In altre parole, la giurisprudenza di legittimità è nel senso di riconoscere all'apprendista, durante lo
svolgimento del rapporto, le garanzie avverso i licenziamenti illegittimi che operano per ogni
lavoratore assunto a tempo indeterminato (e, pertanto, la tutela reale od obbligatoria, a seconda
delle dimensioni dell'impresa), e al datore di lavoro la possibilità di sciogliere il contratto alla
scadenza del periodo senza alcun obbligo di giustificare la mancata trasformazione del rapporto a
tempo indeterminato, esercitando il potere di disdetta di cui all'art. 19 della legge n. 25/1955, purché
nel corso del rapporto siano stati assolti gli obblighi formativi previsti dalla specialità del contratto
in parola.
Al riguardo, va segnalato, per completezza, che la Cassazione, con la sentenza da ultimo
intervenuta, ha rilevato la necessità di una revisione di tale orientamento giurisprudenziale, sulla
base delle istanze avanzate da una parte della dottrina, che, in contrasto con gli insegnamenti della
Corte Costituzionale, sostiene che la disciplina limitativa dei licenziamenti individuali debba essere
applicata non solo nel corso dello svolgimento dell'apprendistato, ma anche al momento del termine
del rapporto stesso, in occasione dell'eventuale disdetta, per cui anche la mancata trasformazione
del rapporto a tempo indeterminato dovrebbe essere soggetta a giusta causa o giustificato motivo.
Secondo questa dottrina, l'ammissibilità di un recesso libero in occasione della scadenza del
rapporto non è conciliabile con la pacifica applicazione della legge n. 604/1966 durante il corso del
rapporto stesso, e con la progressiva assimilazione fra apprendisti e altri lavoratori subordinati.
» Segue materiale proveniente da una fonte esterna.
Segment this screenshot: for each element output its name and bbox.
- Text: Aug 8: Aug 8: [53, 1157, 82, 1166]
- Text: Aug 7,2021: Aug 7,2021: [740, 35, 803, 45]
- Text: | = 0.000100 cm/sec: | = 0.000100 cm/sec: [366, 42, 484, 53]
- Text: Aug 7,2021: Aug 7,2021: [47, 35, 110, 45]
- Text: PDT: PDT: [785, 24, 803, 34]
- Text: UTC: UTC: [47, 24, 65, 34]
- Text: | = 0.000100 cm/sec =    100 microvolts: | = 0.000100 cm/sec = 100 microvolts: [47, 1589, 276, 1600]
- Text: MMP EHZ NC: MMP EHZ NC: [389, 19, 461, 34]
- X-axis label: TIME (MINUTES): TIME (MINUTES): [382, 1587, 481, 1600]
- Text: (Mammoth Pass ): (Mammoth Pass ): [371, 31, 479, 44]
La Sezione Lavoro, sulla base di questa tesi, ha rilevato che i principi affermati dalla giurisprudenza
costituzionale e di legittimità vanno sottoposti "ad una verifica, imposta dalla generalizzazione del
recesso causale, come fattispecie ordinaria di licenziamento quale introdotta dalla legge 11 maggio
1990, n. 108, verifica già evidenziata da una parte della dottrina, che ha ritenuto come l'ordinaria
disciplina limitativa dei licenziamenti individuali trovi normale applicazione -- ricorrendone i
presupposti di legge - non solo durante il periodo di apprendistato, ma anche al momento della sua
ultimazione.
Sotto questo profilo, va, comunque, rimarcato che le affermazioni della Suprema Corte, che
possono costituire un indizio di quella che potrebbe essere la linea di sviluppo interpretativa della
stessa Sezione Lavoro, rivestono, nell'ambito della sentenza in esame, il mero valore di un obiter
dictum, cioè di affermazioni che esorbitano dalla domanda giudiziale, e quindi dal problema di
diritto che la Corte doveva dirimere, il quale, come già detto, concerneva il caso di un recesso dal
rapporto di apprendistato intimato anteriormente alla scadenza del termine del contratto.
Peraltro, l’applicazione delle regole sul "recesso causale" anche alla disdetta al termine del
rapporto, oltre a discostarsi dalla ricostruzione formulata dalla Corte Costituzionale, non tiene conto
della diversità che sussiste fra il licenziamento per giusta causa o giustificato motivo e la disdetta ex
art. 19 della legge n. 25/1955, che non è un ipotesi di licenziamento, ma ha lo scopo di impedire la
trasformazione dell'apprendistato in un ordinario rapporto a tempo indeterminato. Come rilevato da
autorevole dottrina, per giungere ad applicare alla disdetta il regime di tutela contro i licenziamenti
illegittimi sarebbe necessaria un'abrogazione espressa o una pronuncia di illegittimità costituzionale
dello stesso art. 19 della legge n. 25/1955.